The same week, something else surfaced quietly in Taiwan-Japan social circles. Ikeda Takayoshi, president of Japanese traditional candy shop Tōkyō Ringo Seiaijo, announced on May 1 that he had received a Taiwan national health insurance card. On May 2, he revealed he had already obtained a Taiwan residency permit. His reason wasn’t commercial expansion. It was ingredients. In Taiwan he found the source material — Taiwan Sugar’s No. 1 cane sugar — needed for a traditional candy-pulling craft that has nearly disappeared. He said something I’ve been turning over since: “Because I love Taiwan, I cannot bear to simply use it and consume it. I want to give something back.”

He plans to establish a company in Taiwan and continue making a form of traditional Japanese candy that can barely find raw materials back in Japan. The survival site of that Japanese food tradition is shifting from Japan to Taiwan.

The structure of this story is strikingly close to FILCO’s: something Japanese, reaching its end in Japan, finding the conditions to keep existing in Taiwan.

The Direction of the Relationship Has Flipped

Taiwan spent decades narrating itself as a student of Japanese manufacturing, service culture, and urban aesthetics.

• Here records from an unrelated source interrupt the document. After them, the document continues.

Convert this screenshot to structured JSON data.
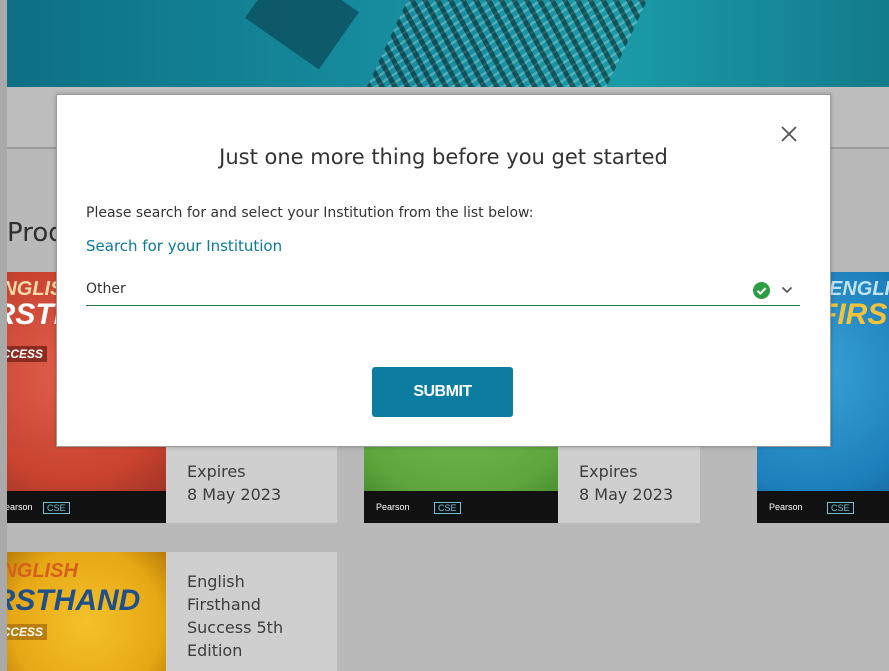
{
  "background": {
    "section_heading": "Products"
  },
  "cards": [
    {
      "cover_title_line1": "ENGLISH",
      "cover_title_line2": "FIRSTHAND",
      "cover_subtitle": "SUCCESS",
      "footer_brand": "Pearson",
      "footer_badge": "CSE",
      "expires_label": "Expires",
      "expires_date": "8 May 2023"
    },
    {
      "footer_brand": "Pearson",
      "footer_badge": "CSE",
      "expires_label": "Expires",
      "expires_date": "8 May 2023"
    },
    {
      "cover_title_line1": "ENGLISH",
      "cover_title_line2": "FIRSTHAND",
      "footer_brand": "Pearson",
      "footer_badge": "CSE"
    },
    {
      "cover_title_line1": "ENGLISH",
      "cover_title_line2": "FIRSTHAND",
      "cover_subtitle": "SUCCESS",
      "title_lines": [
        "English",
        "Firsthand",
        "Success 5th",
        "Edition"
      ]
    }
  ],
  "modal": {
    "title": "Just one more thing before you get started",
    "instruction": "Please search for and select your Institution from the list below:",
    "search_link": "Search for your Institution",
    "institution_selected": "Other",
    "submit_label": "SUBMIT",
    "close_icon": "close-icon",
    "check_icon": "check-circle-icon",
    "dropdown_icon": "chevron-down-icon"
  },
  "colors": {
    "accent": "#0c7da0",
    "link": "#0a7a9c",
    "success": "#2e9e43",
    "overlay": "#b9b9b9"
  }
}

There was respect in that relationship — and a quiet hierarchy built into it.

What these two events describe is a different direction. Ikeda didn’t come to Taiwan to learn. He came to preserve something Japanese. Feierte didn’t go to Japan to absorb a brand’s knowledge. It took the brand in when the brand had nowhere else to go. Taiwan’s role in both stories is that of a capable custodian — with manufacturing depth, with intact supply chains for specific raw materials, with a consumer base that recognizes craft.

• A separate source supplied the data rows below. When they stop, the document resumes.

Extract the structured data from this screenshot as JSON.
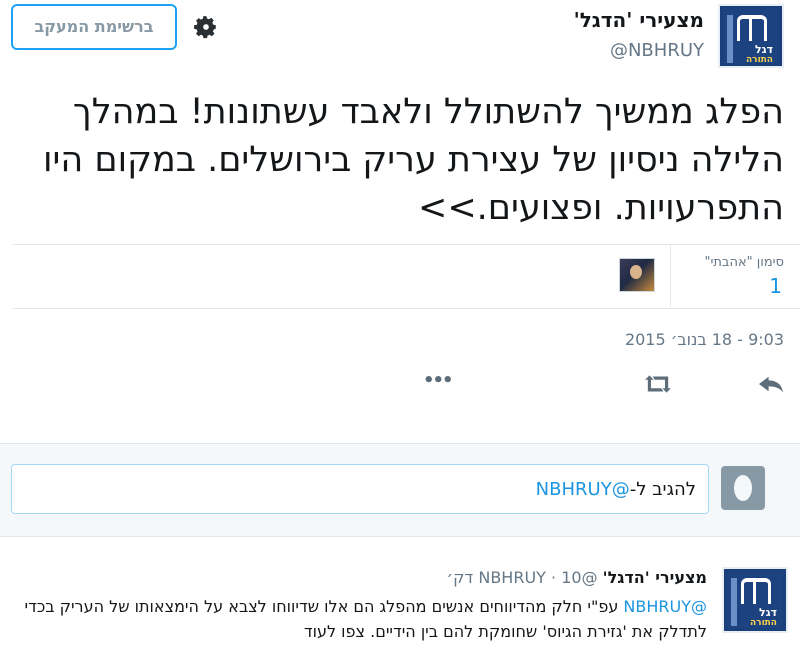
{
  "tweet": {
    "display_name": "מצעירי 'הדגל'",
    "handle": "@NBHRUY",
    "text": "הפלג ממשיך להשתולל ולאבד עשתונות! במהלך הלילה ניסיון של עצירת עריק בירושלים. במקום היו התפרעויות. ופצועים.>>",
    "likes_label": "סימון \"אהבתי\"",
    "likes_count": "1",
    "timestamp": "9:03 - 18 בנוב׳ 2015",
    "logo_text_main": "דגל",
    "logo_text_sub": "התורה"
  },
  "header": {
    "follow_button_label": "ברשימת המעקב"
  },
  "actions": {
    "reply_icon": "reply-icon",
    "retweet_icon": "retweet-icon",
    "more_icon": "more-icon",
    "more_label": "•••"
  },
  "reply_box": {
    "prefix": "להגיב ל-",
    "mention": "@NBHRUY"
  },
  "reply_tweet": {
    "display_name": "מצעירי 'הדגל'",
    "handle": "@NBHRUY",
    "separator": "·",
    "time": "10 דק׳",
    "mention": "@NBHRUY",
    "text": " עפ\"י חלק מהדיווחים אנשים מהפלג הם אלו שדיווחו לצבא על הימצאותו של העריק בכדי לתדלק את 'גזירת הגיוס' שחומקת להם בין הידיים. צפו לעוד"
  },
  "colors": {
    "accent": "#1da1f2",
    "link": "#1b95e0",
    "muted": "#657786",
    "logo_blue": "#1a3f7a"
  }
}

Japan’s cultural export strategy has shifted toward quality over quantity, with real attention to protecting traditional crafts. But some crafts can no longer find the materials or the makers they need at home. The sugar Ikeda needs still exists in Taiwan. The manufacturing DNA behind the Majestouch series still runs in Feierte’s facilities.

This isn’t Taiwanese generosity. It’s Taiwanese capacity. A place with a serious manufacturing base, functional agricultural supply chains, and consumers who can tell the difference between craft and copy will naturally draw the things that can’t survive where they started.

Passing the Baton Is Not Forgetting

Feierte’s statement didn’t say it would “elevate the brand to new heights.” It said “protect” — protect the feeling a user gets when a key travels down and springs back. That word choice shows Feierte understands exactly what it’s taken on.

If Ikeda makes his candy in Taiwan, the sugar is Taiwanese, the maker is Japanese, the technique is traditional Japanese craft, and the person eating it might be a local or a visitor from Tokyo. Which culture does that candy belong to?

There’s no clean answer. But the question itself proves one thing: where a tradition was born and where it survives are not the same address.